Prebble edging closer to old mark

PUBLISHED : Monday, 23 June, 2008, 12:00am
UPDATED : Monday, 23 June, 2008, 12:00am

While the jockeys' championship has had none of last year's thrilling rollercoaster ride to an outcome that was never certain until the final day, the main protagonists can lay claim to having performed even better this time around and Brett Prebble's three-timer yesterday took him close to confirming it.

Douglas Whyte is already well past the 91 wins that scored him the championship in 2007, but Prebble, who finished with 81 wins last year, is also getting close to eclipsing that 'personal best' this term.

Twin victories for David Hall on Bravo Bravo and Ankh Morpork built on a solid start in the second with Majestic Heart for Manfred Man Ka-leung, with Prebble's tally now 78.

'It's ironic that I could end up with a better result than last year. I was jumping on and off more horses last year than I ever have in my life and pulling out all the stops, doing whatever I could to try to win the championship and the strain of it sent me off to the summer break exhausted,' Prebble said. 'This season I've taken it easier and tried to do more work on helping trainers to target horses for their races and it seems to have worked out at least as well and without the stress.'

The Ankh Morpork win saw him coming back in distance from 1,800m last start, despite his form in Australia having seen him tried right up to the 2,500m of the Victoria Derby.
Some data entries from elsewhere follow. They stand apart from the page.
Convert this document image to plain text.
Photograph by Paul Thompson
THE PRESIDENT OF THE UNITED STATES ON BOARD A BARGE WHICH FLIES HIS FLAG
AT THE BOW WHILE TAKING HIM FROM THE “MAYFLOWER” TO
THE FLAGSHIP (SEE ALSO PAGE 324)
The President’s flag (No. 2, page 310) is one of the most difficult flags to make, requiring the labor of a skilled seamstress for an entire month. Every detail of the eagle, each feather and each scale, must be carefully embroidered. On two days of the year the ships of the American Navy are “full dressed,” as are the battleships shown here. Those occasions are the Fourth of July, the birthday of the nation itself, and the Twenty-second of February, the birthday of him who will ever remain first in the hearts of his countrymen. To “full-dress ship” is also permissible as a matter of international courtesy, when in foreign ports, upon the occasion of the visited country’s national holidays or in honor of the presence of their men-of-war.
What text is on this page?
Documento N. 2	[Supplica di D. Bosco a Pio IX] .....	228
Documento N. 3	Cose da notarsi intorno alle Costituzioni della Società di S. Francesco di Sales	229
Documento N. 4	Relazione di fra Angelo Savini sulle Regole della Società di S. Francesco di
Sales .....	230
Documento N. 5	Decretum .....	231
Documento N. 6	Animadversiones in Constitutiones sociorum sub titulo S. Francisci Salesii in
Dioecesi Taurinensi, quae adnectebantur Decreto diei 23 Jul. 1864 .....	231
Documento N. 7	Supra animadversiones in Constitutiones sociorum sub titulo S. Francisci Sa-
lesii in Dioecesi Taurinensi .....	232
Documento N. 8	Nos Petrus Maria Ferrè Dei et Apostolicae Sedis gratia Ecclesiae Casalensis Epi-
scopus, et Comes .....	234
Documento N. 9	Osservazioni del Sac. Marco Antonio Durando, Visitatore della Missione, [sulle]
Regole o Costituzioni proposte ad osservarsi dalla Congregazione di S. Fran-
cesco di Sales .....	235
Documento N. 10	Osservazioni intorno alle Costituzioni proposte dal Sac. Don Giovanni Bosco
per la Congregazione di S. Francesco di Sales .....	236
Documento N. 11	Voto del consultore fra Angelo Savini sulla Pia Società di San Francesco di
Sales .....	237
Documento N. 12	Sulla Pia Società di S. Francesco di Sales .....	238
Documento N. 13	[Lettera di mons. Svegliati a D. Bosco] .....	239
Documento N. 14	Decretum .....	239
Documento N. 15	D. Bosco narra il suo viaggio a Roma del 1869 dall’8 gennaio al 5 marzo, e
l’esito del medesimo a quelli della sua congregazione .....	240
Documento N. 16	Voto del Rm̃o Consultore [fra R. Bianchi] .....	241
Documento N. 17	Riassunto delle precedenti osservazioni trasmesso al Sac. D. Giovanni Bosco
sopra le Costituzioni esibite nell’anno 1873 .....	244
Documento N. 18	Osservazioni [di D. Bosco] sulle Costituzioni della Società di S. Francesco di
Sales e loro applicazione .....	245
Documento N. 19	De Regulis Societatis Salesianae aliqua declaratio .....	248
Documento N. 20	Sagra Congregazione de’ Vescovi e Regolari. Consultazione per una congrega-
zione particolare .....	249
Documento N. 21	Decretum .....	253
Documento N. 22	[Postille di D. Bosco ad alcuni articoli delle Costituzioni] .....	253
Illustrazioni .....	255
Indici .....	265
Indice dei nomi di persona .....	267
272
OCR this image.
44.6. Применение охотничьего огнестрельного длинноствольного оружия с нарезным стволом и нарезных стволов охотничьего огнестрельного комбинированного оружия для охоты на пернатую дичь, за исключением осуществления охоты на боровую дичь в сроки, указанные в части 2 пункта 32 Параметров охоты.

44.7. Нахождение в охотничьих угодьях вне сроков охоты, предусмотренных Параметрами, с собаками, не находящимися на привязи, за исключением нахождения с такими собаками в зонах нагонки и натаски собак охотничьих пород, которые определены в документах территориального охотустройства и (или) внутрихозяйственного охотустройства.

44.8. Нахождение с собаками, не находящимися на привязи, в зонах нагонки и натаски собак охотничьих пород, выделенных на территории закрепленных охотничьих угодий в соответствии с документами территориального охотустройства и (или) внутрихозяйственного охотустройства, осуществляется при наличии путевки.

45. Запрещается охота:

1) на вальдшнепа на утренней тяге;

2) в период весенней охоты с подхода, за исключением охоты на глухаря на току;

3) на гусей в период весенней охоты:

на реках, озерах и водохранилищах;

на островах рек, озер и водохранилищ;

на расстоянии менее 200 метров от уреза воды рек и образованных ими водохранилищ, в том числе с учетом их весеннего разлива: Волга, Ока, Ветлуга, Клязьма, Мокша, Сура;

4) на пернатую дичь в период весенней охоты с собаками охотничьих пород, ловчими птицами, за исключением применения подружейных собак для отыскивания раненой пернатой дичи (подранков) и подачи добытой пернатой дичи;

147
'It happens everywhere that horses are three-year-olds and get tried as stayers for the sake of classic races because you only get one chance,' said Hall.

'But I don't think Ankh Morpork stays at all. You might think from his pedigree that he might stay but he isn't shaped like a stayer and I believe he was better suited coming back to the mile today. This is going to be his best distance.'

Bravo Bravo also promises more fun after taking his second victory from six starts under topweight in the Class Four over 1,200m yesterday and it hasn't all been plain sailing for the gelding.

'He had a tendon problem after winning in November and took some time to get over it but he has always shown some potential. He probably did just need the race when he ran at 1,400 metres first-up and got tired,' Hall said.

'I brought him back to 1,200 metres because he's been going quite keenly in his work and the faster tempo of the shorter race would help to overcome that. As it turned out, the pace suited him.'

The double for Hall equalled his previous best of 39 wins and one more would see the Australian's trend of improving each season continue.